Just a brief endorsement of the wildly successful
iPad app Pacific Fleet, a sandbox naval simulation which is, if not exactly accurate, still diverting and even beautiful. In this scene I command Battleship Yamato, which has an
Essex class carrier and a heavy cruiser in its sights (they got the art so right in this game I had to take a snapshot of the scene):
The scene is just a fantasy -
Yamato could never have approached so closely, if only because its top speed of 27 knots would not it allow it to catch the speedy
Essex carriers, which could make 33 without much trouble. And, of course, the Americans had good radar. And, of course,
Yamato's inferior anti-aircraft defenses meant it would have been reduced to scrap by American planes had it ever attempted such a maneuver.

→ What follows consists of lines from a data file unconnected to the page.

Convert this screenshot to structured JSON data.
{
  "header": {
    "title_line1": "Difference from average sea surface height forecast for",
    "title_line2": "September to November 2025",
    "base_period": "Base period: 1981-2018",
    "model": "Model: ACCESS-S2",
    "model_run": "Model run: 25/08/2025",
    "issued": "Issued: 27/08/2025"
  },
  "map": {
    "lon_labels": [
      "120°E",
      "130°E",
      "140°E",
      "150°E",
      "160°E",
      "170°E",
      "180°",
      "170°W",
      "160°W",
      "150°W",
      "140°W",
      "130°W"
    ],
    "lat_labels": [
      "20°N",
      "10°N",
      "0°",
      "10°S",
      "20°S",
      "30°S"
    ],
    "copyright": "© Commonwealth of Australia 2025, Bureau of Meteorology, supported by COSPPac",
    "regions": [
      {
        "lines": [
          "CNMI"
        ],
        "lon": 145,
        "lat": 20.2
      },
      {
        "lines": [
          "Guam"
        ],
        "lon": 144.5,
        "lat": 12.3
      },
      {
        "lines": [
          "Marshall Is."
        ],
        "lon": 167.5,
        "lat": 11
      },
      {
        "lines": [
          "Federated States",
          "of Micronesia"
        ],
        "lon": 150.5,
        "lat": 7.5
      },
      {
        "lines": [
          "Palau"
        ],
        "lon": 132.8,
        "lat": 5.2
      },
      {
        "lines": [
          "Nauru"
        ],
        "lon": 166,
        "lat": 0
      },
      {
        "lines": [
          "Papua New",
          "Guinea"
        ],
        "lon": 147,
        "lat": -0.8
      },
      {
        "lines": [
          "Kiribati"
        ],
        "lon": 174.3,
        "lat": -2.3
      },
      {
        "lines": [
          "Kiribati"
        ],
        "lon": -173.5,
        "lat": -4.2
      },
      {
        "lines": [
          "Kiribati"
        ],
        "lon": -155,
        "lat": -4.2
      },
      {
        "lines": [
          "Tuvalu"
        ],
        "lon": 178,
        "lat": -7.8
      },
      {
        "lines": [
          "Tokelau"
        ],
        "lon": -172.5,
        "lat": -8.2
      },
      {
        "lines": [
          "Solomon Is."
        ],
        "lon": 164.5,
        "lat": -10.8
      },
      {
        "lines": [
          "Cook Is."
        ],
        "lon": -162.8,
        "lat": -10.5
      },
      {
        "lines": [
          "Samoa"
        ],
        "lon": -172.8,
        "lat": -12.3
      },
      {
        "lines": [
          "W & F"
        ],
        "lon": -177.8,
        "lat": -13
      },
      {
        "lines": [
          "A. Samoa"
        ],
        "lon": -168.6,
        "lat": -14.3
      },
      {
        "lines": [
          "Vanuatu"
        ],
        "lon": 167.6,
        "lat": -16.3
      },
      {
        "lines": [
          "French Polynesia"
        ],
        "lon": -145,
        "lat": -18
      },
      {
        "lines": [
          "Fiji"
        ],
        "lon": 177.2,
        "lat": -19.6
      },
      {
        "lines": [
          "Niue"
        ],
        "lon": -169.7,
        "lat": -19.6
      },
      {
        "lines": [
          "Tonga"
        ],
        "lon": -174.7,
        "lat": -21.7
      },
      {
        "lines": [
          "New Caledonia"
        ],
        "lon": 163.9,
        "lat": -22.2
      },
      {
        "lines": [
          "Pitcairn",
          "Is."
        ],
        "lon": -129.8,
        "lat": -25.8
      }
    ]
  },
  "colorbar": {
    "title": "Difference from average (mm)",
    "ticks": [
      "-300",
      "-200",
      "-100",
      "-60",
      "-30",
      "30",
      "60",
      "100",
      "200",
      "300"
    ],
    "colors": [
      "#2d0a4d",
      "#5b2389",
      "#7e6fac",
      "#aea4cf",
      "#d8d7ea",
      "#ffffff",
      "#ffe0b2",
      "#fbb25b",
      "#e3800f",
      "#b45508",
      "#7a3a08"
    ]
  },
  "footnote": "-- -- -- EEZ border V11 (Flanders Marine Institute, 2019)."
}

Knowing, this, the Japanese generally kept
Yamato operating in a ceremonial role, and it did a bang-up job hosting parties and accommodating German emissaries (the maniacs at combinedfleet.com have summarized the ship's operational record
here).
The one time
Yamato had a chance to put some ordnance on a U.S. aircraft carrier, at the Battle Off Samar, it scored a couple of hits on the doomed
Gambier Bay, and was then gently ushered away from the action before it had a chance to pull a hamstring or something. And that was the only ship-to-ship combat
Yamato saw in the war. In the full scope and breadth of World War II, it fired its guns at a surface target
once. Its existence changed nothing. Its feats of arms cannot be measured with a microscope.
The supremacy of
Yamato remains a compelling fantasy, however, a shared fantasy between victor and vanquished. Just as the British venerate
Bismarck (but oddly, not its sister ship
Tirpitz)
which in reality could not have stood toe-to-toe with a single
Iowa class battleship, Americans venerate
Yamato (but oddly, not its sister ship
Musashi). It is always better, when writing history, to defeat a worthy opponent, not an incompetent one. So, for purposes of American schoolboys,
Yamato was the most fearsome dreadnought ever devised, not a pretty stat-chasing novelty act crewed by the mediocre children of 2nd- and 3rd-tier aristocracy.
The
Japanese obsession with
Yamato approached cult-like devotion during the war, and was enlarged and nourished by the sci-fi anime
Space Battleship Yamato (
link) and the Japanese
Saving Private Ryan, Otoko-tachi no Yamato (literally,
The Men's Yamato). Here is an excerpt, showcasing the understated narrative technique that distinguishes Japanese cinema:
I think
Yamato is best understood by the same logic as the Stuka. It was conceived and operated as a propaganda device, not as an effective weapon. Once effective weapons were brought to bear, its weaknesses were ruthlessly exposed. It
was an effective propaganda tool, however, and remains so to this day, a ghostly relic of the imperial dreams of a failed elite.